Я осторожно подошёл ближе, пристально вглядываясь, и волна холодного огня прошлась по корням моих волос, зябко сползла по спине: грязная, тёмно-бурая плоть ватника вяло шевелилась, в ней шло какое-то сумрачно-сосредоточенное движение – прорехи затягивались, скрывая прель, разорванные швы срастались, выравнивались, гнилая вата съёживалась, засаленные места теряли свой грязный блеск, ватник светлел и сжимался. Когда стальной докладчик выкрикнул последнее слово и битком набитый приёмник восторженно затрещал – ватник висел на гвозде – аккуратный, тёмно-серый, размером с детскую курточку – кургузые рукавчики свободно вытянулись вдоль стёганых бортиков.
После выступления мать окончательно решила выбросить его. Угрожающе поднявшись над столом, словно грозовая туча, она всплескивала полными руками, трясла головой и требовательно клевала белым пальцем жестяную крышку приёмника, который после короткой паузы разразился бравурной музыкой. Отец перекатывался по комнате, мягко огибая углы, что-то бормотал себе под нос, боязливо скрёб свои оплывшие щёки.

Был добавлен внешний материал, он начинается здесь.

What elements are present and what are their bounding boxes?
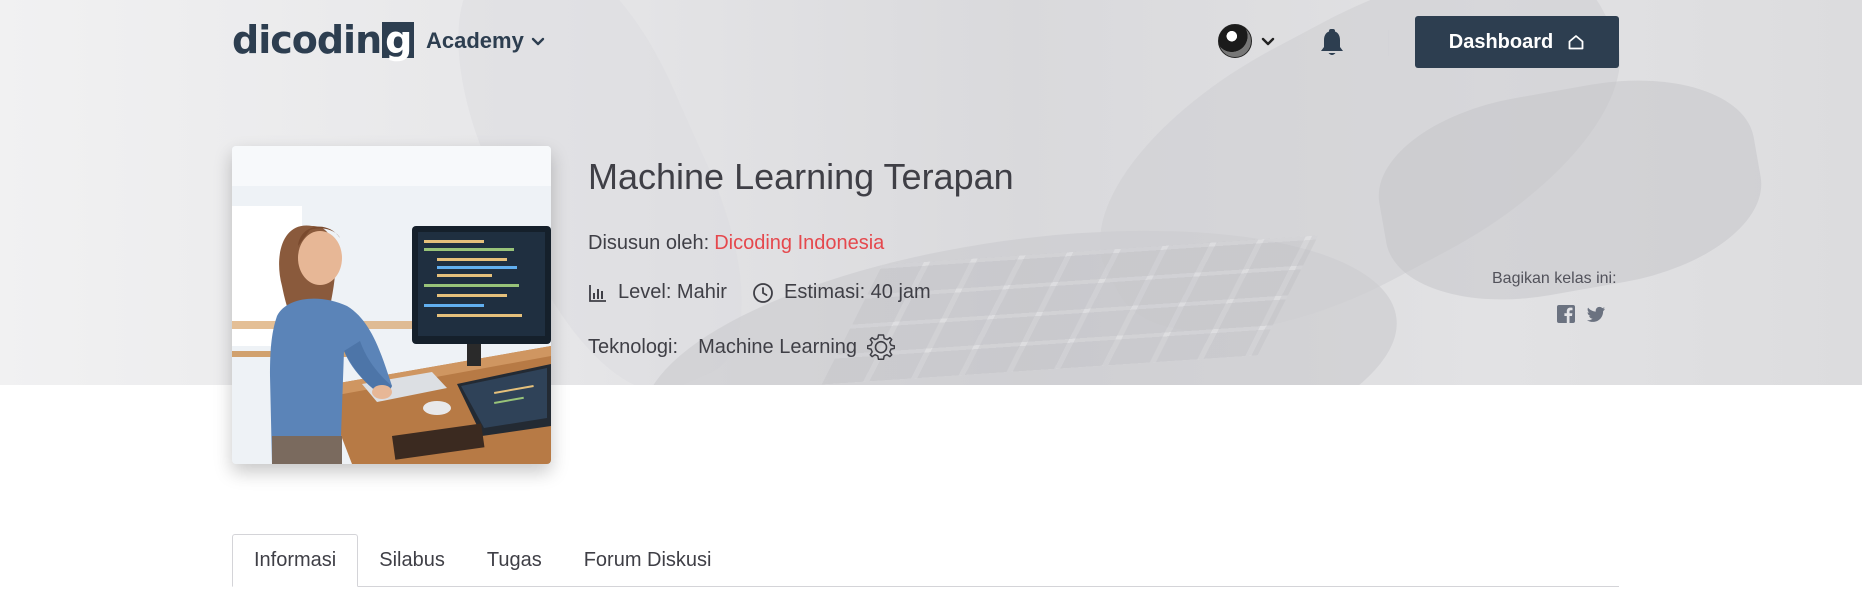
twitter-icon[interactable]	[1586, 304, 1606, 324]
tab-silabus[interactable]: Silabus	[358, 534, 466, 587]
logo-g: g	[382, 21, 415, 59]
facebook-icon[interactable]	[1556, 304, 1576, 324]
estimation-text: Estimasi: 40 jam	[784, 281, 931, 303]
chevron-down-icon	[531, 37, 545, 46]
dicoding-logo[interactable]: dicodin g	[232, 18, 415, 62]
nav-divider	[1388, 30, 1389, 56]
technology-label: Teknologi:	[588, 335, 679, 358]
author-link[interactable]: Dicoding Indonesia	[714, 232, 884, 255]
share-icons	[1556, 304, 1606, 324]
tab-forum-diskusi[interactable]: Forum Diskusi	[563, 534, 733, 587]
gear-icon	[867, 334, 896, 361]
technology-name: Machine Learning	[698, 335, 858, 358]
academy-label: Academy	[426, 28, 524, 53]
user-menu[interactable]	[1218, 24, 1276, 58]
bar-chart-icon	[589, 284, 606, 302]
logo-text: dicodin	[232, 18, 382, 62]
share-label: Bagikan kelas ini:	[1492, 270, 1617, 287]
estimation-info: Estimasi: 40 jam	[752, 281, 931, 304]
tab-tugas[interactable]: Tugas	[466, 534, 563, 587]
dashboard-label: Dashboard	[1448, 30, 1554, 53]
level-info: Level: Mahir	[588, 281, 727, 304]
author-line: Disusun oleh: Dicoding Indonesia	[588, 232, 884, 255]
dashboard-button[interactable]: Dashboard	[1415, 16, 1619, 68]
author-label: Disusun oleh:	[588, 232, 710, 254]
technology-info: Teknologi: Machine Learning	[588, 333, 896, 361]
clock-icon	[753, 282, 773, 303]
course-image	[232, 146, 551, 464]
bell-icon[interactable]	[1318, 28, 1346, 58]
course-tabs: Informasi Silabus Tugas Forum Diskusi	[232, 534, 1619, 587]
level-text: Level: Mahir	[618, 281, 727, 303]
home-icon	[1568, 35, 1584, 50]
course-title: Machine Learning Terapan	[588, 156, 1014, 197]
avatar	[1218, 24, 1252, 58]
tab-informasi[interactable]: Informasi	[232, 534, 359, 587]
chevron-down-icon	[1261, 37, 1275, 46]
academy-menu[interactable]: Academy	[426, 28, 546, 54]
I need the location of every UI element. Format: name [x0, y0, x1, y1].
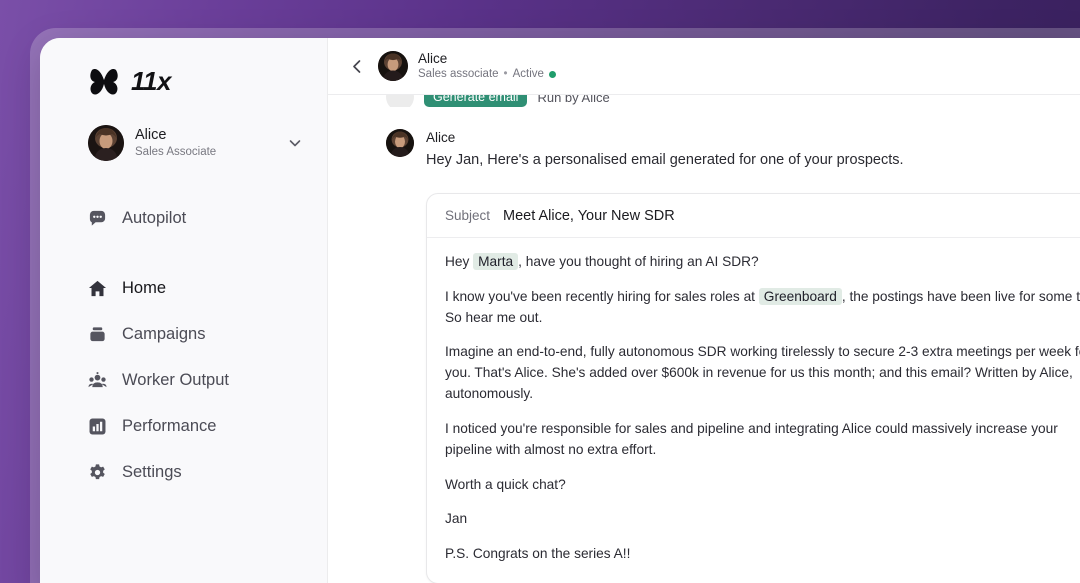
sidebar-item-label: Performance [122, 416, 217, 435]
sidebar-item-performance[interactable]: Performance [58, 403, 309, 449]
merge-token-company: Greenboard [758, 287, 842, 305]
back-chevron-icon [352, 59, 360, 73]
text-fragment: Hey [445, 253, 474, 269]
avatar [88, 125, 124, 161]
email-preview-card[interactable]: Subject Meet Alice, Your New SDR Hey Mar… [426, 192, 1080, 583]
chevron-down-icon[interactable] [287, 135, 303, 151]
gear-icon [90, 463, 105, 479]
sidebar: 11x Alice Sales Associate Autopilot Home… [40, 38, 328, 583]
sidebar-item-label: Worker Output [122, 370, 229, 389]
sidebar-profile[interactable]: Alice Sales Associate [40, 125, 327, 161]
email-paragraph-2: I know you've been recently hiring for s… [445, 287, 1080, 329]
previous-step-row: Generate email Run by Alice [386, 95, 1080, 107]
email-subject-value[interactable]: Meet Alice, Your New SDR [503, 208, 675, 224]
status-label: Active [512, 68, 544, 81]
sidebar-item-settings[interactable]: Settings [58, 449, 309, 495]
worker-output-icon [88, 371, 107, 387]
email-subject-row: Subject Meet Alice, Your New SDR [427, 194, 1080, 238]
email-paragraph-5: Worth a quick chat? [445, 476, 566, 492]
sidebar-item-campaigns[interactable]: Campaigns [58, 311, 309, 357]
chat-bubble-icon [89, 210, 106, 226]
main-panel: Alice Sales associate • Active Generate … [328, 38, 1080, 583]
campaigns-icon [90, 326, 105, 341]
message-thread[interactable]: Generate email Run by Alice Alice Hey Ja… [328, 95, 1080, 583]
brand-name: 11x [131, 66, 171, 96]
avatar [386, 95, 414, 107]
performance-chart-icon [89, 418, 106, 434]
separator: • [503, 68, 508, 81]
sidebar-nav: Autopilot Home Campaigns Worker Output P… [40, 195, 327, 495]
app-frame: 11x Alice Sales Associate Autopilot Home… [30, 28, 1080, 583]
conversation-role: Sales associate [418, 68, 499, 81]
email-body[interactable]: Hey Marta, have you thought of hiring an… [427, 238, 1080, 583]
email-paragraph-4: I noticed you're responsible for sales a… [445, 420, 1058, 457]
email-paragraph-1: Hey Marta, have you thought of hiring an… [445, 252, 1080, 273]
conversation-title: Alice [418, 50, 448, 66]
sidebar-item-home[interactable]: Home [58, 265, 309, 311]
app-window: 11x Alice Sales Associate Autopilot Home… [40, 38, 1080, 583]
sidebar-item-label: Settings [122, 462, 182, 481]
sidebar-item-worker-output[interactable]: Worker Output [58, 357, 309, 403]
avatar [378, 50, 408, 81]
email-paragraph-3: Imagine an end-to-end, fully autonomous … [445, 344, 1080, 402]
generate-email-badge: Generate email [424, 95, 528, 107]
status-dot-icon [548, 71, 556, 79]
profile-name: Alice [135, 127, 167, 144]
conversation-subtitle: Sales associate • Active [418, 67, 556, 82]
message-text: Hey Jan, Here's a personalised email gen… [426, 151, 904, 168]
message-author: Alice [426, 130, 456, 145]
email-postscript: P.S. Congrats on the series A!! [445, 546, 631, 562]
conversation-header: Alice Sales associate • Active [328, 38, 1080, 95]
merge-token-first-name: Marta [473, 252, 519, 270]
butterfly-logo-icon [90, 68, 118, 95]
profile-role: Sales Associate [135, 145, 217, 158]
run-by-label: Run by Alice [537, 95, 610, 105]
sidebar-item-label: Autopilot [122, 208, 187, 227]
sidebar-item-label: Home [122, 278, 167, 297]
email-subject-label: Subject [445, 207, 491, 223]
home-icon [88, 280, 107, 296]
sidebar-item-label: Campaigns [122, 324, 206, 343]
sidebar-item-autopilot[interactable]: Autopilot [58, 195, 309, 241]
back-button[interactable] [342, 51, 372, 81]
text-fragment: I know you've been recently hiring for s… [445, 288, 759, 304]
brand-logo[interactable]: 11x [40, 66, 327, 97]
avatar [386, 129, 414, 157]
conversation-identity: Alice Sales associate • Active [378, 50, 556, 82]
assistant-message: Alice Hey Jan, Here's a personalised ema… [386, 129, 1080, 171]
text-fragment: , have you thought of hiring an AI SDR? [518, 253, 759, 269]
email-signature: Jan [445, 511, 468, 527]
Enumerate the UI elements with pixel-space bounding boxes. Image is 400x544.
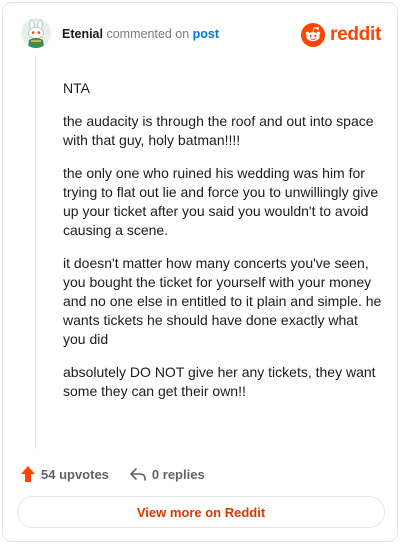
view-more-button[interactable]: View more on Reddit <box>17 496 385 528</box>
comment-paragraph: the audacity is through the roof and out… <box>63 113 374 148</box>
comment-paragraph: it doesn't matter how many concerts you'… <box>63 255 382 347</box>
comment-paragraph: the only one who ruined his wedding was … <box>63 165 379 238</box>
upvote-button[interactable]: 54 upvotes <box>20 465 109 483</box>
comment-actions: 54 upvotes 0 replies <box>20 463 225 485</box>
post-link[interactable]: post <box>193 27 219 41</box>
replies-button[interactable]: 0 replies <box>129 466 205 482</box>
comment-paragraph: absolutely DO NOT give her any tickets, … <box>63 364 376 399</box>
snoo-avatar-icon[interactable] <box>21 18 51 48</box>
author-name[interactable]: Etenial <box>62 27 103 41</box>
comment-byline: Etenial commented on post <box>62 27 219 41</box>
upvote-arrow-icon <box>21 466 35 482</box>
upvote-count: 54 upvotes <box>41 466 109 482</box>
comment-body: NTA the audacity is through the roof and… <box>63 79 383 415</box>
reddit-comment-embed: Etenial commented on post reddit NTA the… <box>2 2 398 542</box>
thread-line <box>35 55 36 449</box>
reply-count: 0 replies <box>151 466 205 482</box>
comment-paragraph: NTA <box>63 80 90 96</box>
commented-on-text: commented on <box>106 27 190 41</box>
reply-arrow-icon <box>130 468 146 481</box>
reddit-logo-icon <box>301 23 326 47</box>
comment-header: Etenial commented on post reddit <box>3 3 397 67</box>
reddit-logo[interactable]: reddit <box>301 23 381 47</box>
reddit-wordmark: reddit <box>330 24 381 45</box>
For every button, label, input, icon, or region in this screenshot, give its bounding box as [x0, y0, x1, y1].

Здесь-то и распахнулась дедова дверь – он вышел как обычно – решительно и угловато. Старая газета вяло вспорхнула из его рук и распласталась на столе. Дед схватил радостно гремящий приёмник, тяжело размахнулся и швырнул в угол, под скорчившийся ватник; раздался колючий треск, марш хрипло рассыпался…
Он читал нам газету до полуночи.
В полночь его сухой, словно старая церковная свеча, палец торжественно потянулся вверх, бескровные губы величественно выпустили последнее:
– … а также бла-го-дар-ность в сердцах грядущих поколений. Да. По-ко-ле-ний!